El amor después del amor

No estaba mirando el mundo, solo había un punto rojo que apenas le dejaba mirar a su interlocutor. Podría haber sido cualquiera, no importaba mucho lo que estaba diciendo, porque no estaba bien decodificado, solo crecía en su interior la necesidad de rugir, de sacarse de adentro el zumbido constante de insectos comiendose su risa. Sentía la furia desparramada por las venas, por el torrente sanguíneo hasta nublarle la razón. Quería incendiarlo todo, destruírlo como una situación inevitable. Su propia voz le parecía demasiado tenue para la voracidad de su ira.
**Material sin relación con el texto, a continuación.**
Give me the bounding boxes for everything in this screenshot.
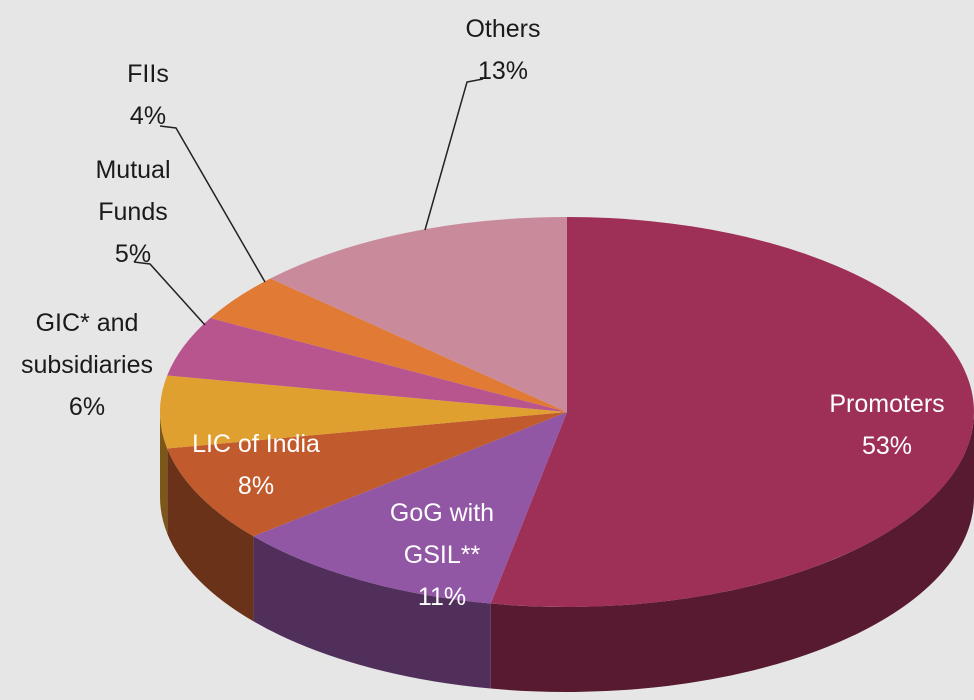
slice-side	[490, 412, 974, 693]
slice-value: 6%	[68, 393, 106, 421]
pie	[160, 217, 974, 693]
slice-name: Others	[465, 15, 541, 43]
slice	[210, 278, 567, 412]
slice-value: 8%	[237, 472, 275, 500]
slice-name: LIC of India	[192, 430, 320, 458]
slice	[167, 318, 567, 412]
slice-side	[167, 448, 254, 622]
slice	[253, 412, 567, 604]
slice-side	[160, 412, 168, 534]
slice	[490, 217, 974, 607]
slice-name: FIIs	[127, 60, 169, 88]
leader-line	[159, 125, 266, 283]
slice-value: 5%	[114, 240, 152, 268]
slice-label: FIIs 4%	[108, 53, 188, 137]
slice-name: Promoters	[829, 390, 945, 418]
slice-name: GIC* and subsidiaries	[20, 309, 153, 379]
slice-label: GoG with GSIL** 11%	[382, 492, 502, 618]
slice-label: Others 13%	[443, 8, 563, 92]
leader-line	[133, 261, 206, 326]
slice	[160, 375, 567, 449]
slice-side	[253, 536, 491, 689]
slice-value: 13%	[477, 57, 529, 85]
slice-value: 4%	[129, 102, 167, 130]
slice	[270, 217, 567, 412]
slice-label: GIC* and subsidiaries 6%	[12, 302, 162, 428]
slice-label: Promoters 53%	[787, 383, 974, 467]
slice-name: GoG with GSIL**	[389, 499, 495, 569]
slice-label: LIC of India 8%	[156, 423, 356, 507]
slice-value: 53%	[861, 432, 913, 460]
leader-line	[424, 78, 484, 231]
slice-name: Mutual Funds	[95, 156, 171, 226]
slice-label: Mutual Funds 5%	[78, 149, 188, 275]
slice	[167, 412, 567, 537]
slice-value: 11%	[417, 583, 467, 611]
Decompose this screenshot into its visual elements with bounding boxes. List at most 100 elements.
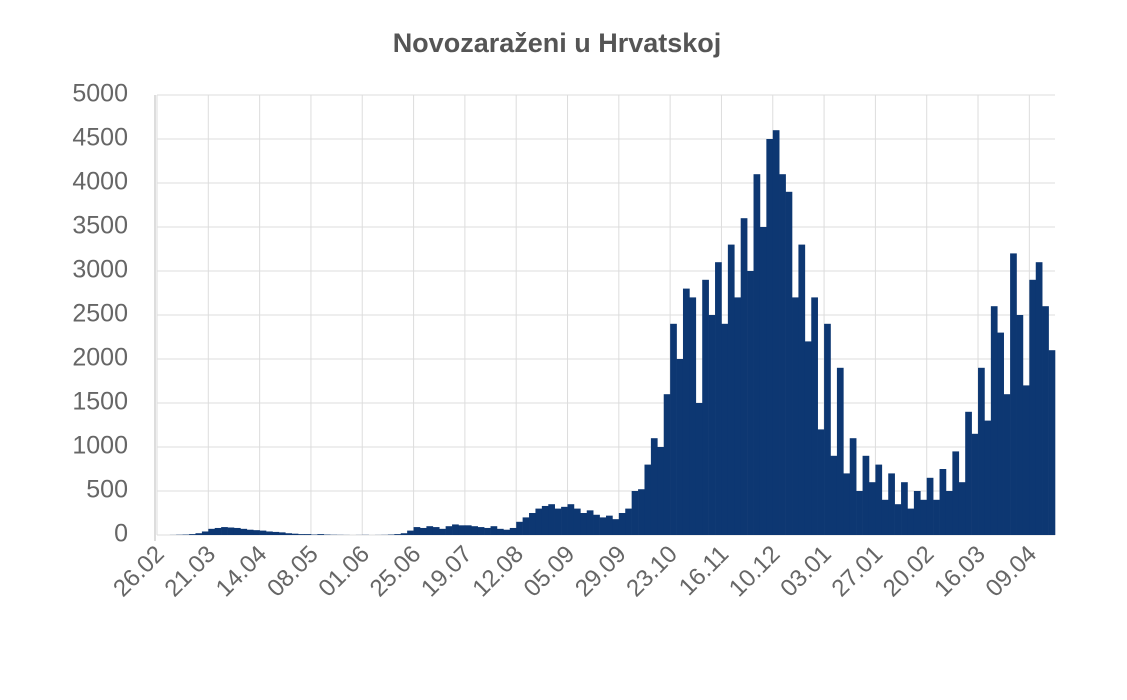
bar — [201, 531, 209, 535]
y-tick-label: 2000 — [72, 344, 128, 372]
bar — [990, 306, 998, 535]
bar — [240, 528, 248, 535]
bar — [689, 297, 697, 535]
bar — [715, 262, 722, 535]
y-tick-label: 4500 — [72, 124, 128, 152]
bar — [541, 505, 549, 535]
bar — [233, 527, 241, 535]
bar — [484, 527, 491, 535]
bar — [702, 279, 709, 535]
bar — [952, 451, 960, 535]
bar — [766, 139, 774, 535]
bar — [682, 288, 690, 535]
bar — [317, 534, 325, 535]
x-tick-label: 27.01 — [827, 541, 889, 603]
bar — [753, 174, 761, 535]
bar — [496, 528, 504, 535]
bar — [811, 297, 818, 535]
bar — [894, 504, 902, 535]
bar — [798, 244, 806, 535]
bar — [509, 527, 517, 535]
bar — [625, 508, 632, 535]
bar — [561, 506, 568, 535]
bar — [214, 527, 222, 535]
x-tick-label: 16.11 — [674, 541, 734, 601]
bar — [997, 332, 1004, 535]
x-tick-label: 03.01 — [775, 541, 837, 603]
bar — [926, 477, 934, 535]
bar — [503, 529, 511, 535]
x-tick-label: 20.02 — [878, 541, 940, 603]
bar — [426, 526, 434, 535]
bar — [958, 482, 966, 535]
bar — [394, 534, 402, 535]
bar — [747, 271, 754, 535]
x-tick-label: 26.02 — [108, 541, 170, 603]
bar — [278, 532, 286, 535]
bar — [554, 508, 562, 535]
bar — [285, 533, 292, 535]
bar — [727, 244, 735, 535]
x-tick-label: 12.08 — [467, 541, 529, 603]
bar — [939, 469, 947, 535]
bar — [477, 527, 485, 535]
bar — [413, 527, 421, 535]
bar — [535, 508, 543, 535]
bar — [1010, 253, 1017, 535]
bar — [618, 513, 626, 535]
bar — [400, 533, 408, 535]
bar — [1022, 385, 1030, 535]
x-tick-label: 19.07 — [416, 541, 478, 603]
bar — [1029, 279, 1037, 535]
bar — [792, 297, 799, 535]
y-tick-label: 5000 — [72, 80, 128, 108]
bar — [529, 513, 536, 535]
chart-title: Novozaraženi u Hrvatskoj — [393, 28, 722, 58]
bar — [644, 464, 652, 535]
bar — [253, 530, 260, 535]
bar — [772, 130, 780, 535]
x-tick-label: 25.06 — [365, 541, 427, 603]
bar — [708, 315, 716, 535]
bar — [670, 323, 677, 535]
bar — [663, 394, 671, 535]
bar — [227, 527, 235, 535]
bar — [573, 508, 581, 535]
bar — [208, 528, 216, 535]
bar — [971, 433, 979, 535]
bar — [606, 515, 613, 535]
y-tick-label: 0 — [114, 520, 128, 548]
bar — [836, 367, 844, 535]
bar — [965, 411, 972, 535]
y-tick-label: 1500 — [72, 388, 128, 416]
bar — [901, 482, 908, 535]
bar — [779, 174, 786, 535]
y-tick-label: 2500 — [72, 300, 128, 328]
x-tick-label: 05.09 — [519, 541, 581, 603]
bar — [740, 218, 748, 535]
bar — [298, 534, 305, 535]
bar — [407, 530, 414, 535]
bar — [195, 533, 203, 535]
bar — [888, 473, 895, 535]
bar — [933, 499, 940, 535]
bar — [266, 531, 273, 535]
bar — [246, 529, 254, 535]
bar — [984, 420, 992, 535]
x-tick-label: 14.04 — [211, 541, 273, 603]
bar — [759, 227, 767, 535]
bar — [734, 297, 741, 535]
bar — [638, 489, 645, 535]
x-tick-label: 21.03 — [159, 541, 221, 603]
bar — [862, 455, 870, 535]
bar — [580, 513, 588, 535]
bar — [913, 491, 921, 535]
bar — [586, 510, 594, 535]
bar — [695, 403, 703, 535]
bar — [1003, 394, 1011, 535]
bar — [516, 521, 523, 535]
y-tick-label: 3500 — [72, 212, 128, 240]
x-tick-label: 10.12 — [724, 541, 786, 603]
bar — [567, 504, 575, 535]
bar — [419, 527, 427, 535]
El alarido se quedó atascado en la garganta y la fuerza de sus puños blanqueba los nudillos. Enfurecida. Odiosa. Irradiante de una ferocidad casi salvaje. Quería ser una tormenta que desvastara la propia creación de su persona, sin calma, sin tiempos, hasta que no quedara nada. El ceño fruncido, la mueca de fastidio zurcando la cara descompuesta en esa sensación incómoda y desconocida de desamor. Desde algún lado, tan lejano como había quedado su pasado, un pensamiento, alguien diciendo su nombre, un susurro de una voz que anhelaba, una mano tibia tomando su mano, un beso apretado cubriendo su boca, una risa, un abrazo, un recuerdo hermoso. Todo cayendo en un silencio sepulcral. De rodillas, lamió las últimas lágrimas que aún le cubrían el rostro. Suspiró estrepitosamente y se levantó de la sombra para sentír el sol entibiarle la piel y el alma. Ahora lo entendía, había que recrear lo que se había destruído.